Now, words are amazing creations; no doubt about that particular thing. But they are so very hard to control. The speed of thought and the speed of articulation through words has a huge gap between them, and therefore they are out of phase in most instances; not in sync. Now, this poses a huge problem: how to properly articulate words as soon as the thought arises in your head. Looks like words needs some taming to be done.
But when you study words, you tame the very essence of words, they lose their wildness (pretty self-evident). But, within their wildness resides the essence of the beauty of words. Taming them makes that essence vanish, and what you are left with is a colourless hunk of disgusting stew: A tasteless ocean of monotony and gritty sand.

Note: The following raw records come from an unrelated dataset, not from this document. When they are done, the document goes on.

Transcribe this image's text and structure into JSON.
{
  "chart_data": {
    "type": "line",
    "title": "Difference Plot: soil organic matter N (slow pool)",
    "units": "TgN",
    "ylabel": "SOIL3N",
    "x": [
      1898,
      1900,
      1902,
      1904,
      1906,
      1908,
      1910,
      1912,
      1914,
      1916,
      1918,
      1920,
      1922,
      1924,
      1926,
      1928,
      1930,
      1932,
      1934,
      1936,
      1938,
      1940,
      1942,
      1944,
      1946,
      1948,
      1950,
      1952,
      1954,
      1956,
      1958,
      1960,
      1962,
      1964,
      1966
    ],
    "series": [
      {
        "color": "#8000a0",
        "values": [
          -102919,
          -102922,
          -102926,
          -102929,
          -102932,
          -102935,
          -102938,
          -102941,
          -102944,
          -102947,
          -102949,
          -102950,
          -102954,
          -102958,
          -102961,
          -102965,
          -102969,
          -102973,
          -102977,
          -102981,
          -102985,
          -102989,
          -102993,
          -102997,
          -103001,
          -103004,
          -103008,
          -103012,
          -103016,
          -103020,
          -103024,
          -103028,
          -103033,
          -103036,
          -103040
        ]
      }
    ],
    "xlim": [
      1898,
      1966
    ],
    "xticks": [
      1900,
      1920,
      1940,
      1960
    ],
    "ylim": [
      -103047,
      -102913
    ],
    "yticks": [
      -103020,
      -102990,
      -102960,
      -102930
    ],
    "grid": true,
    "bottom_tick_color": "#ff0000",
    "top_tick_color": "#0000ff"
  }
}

So I don’t. I just let my broken string of words be. I scribble as my thoughts scramble and eventually whatever formed resembles a poem. I do not pay attention to form, style, grammar, etc. as I don’t have the capacity to think so fast and so far. Hence I consider poetry to be that compromise between the gap I mentioned in the first paragraph.
Now, poetry for me began that way, but as every creation of human beings, it has become its own living creature. I wouldn’t presumptuous enough to try to define what poetry for me is: it is just too a huge a concept, a living breathing changing creature that lives in ambiguity, favours layered meanings, and is never really clear, even to the maker.
All I know is that poetry is one of the most sublime ways that I can articulate myself, and I think it is a part of my own identity. I am satisfied with that. I do not want to know the full truth of poetry; I want to discover it slowly, and experience that inexplicable feeling of anticipation and apprehensiveness while swimming in its mysterious depths.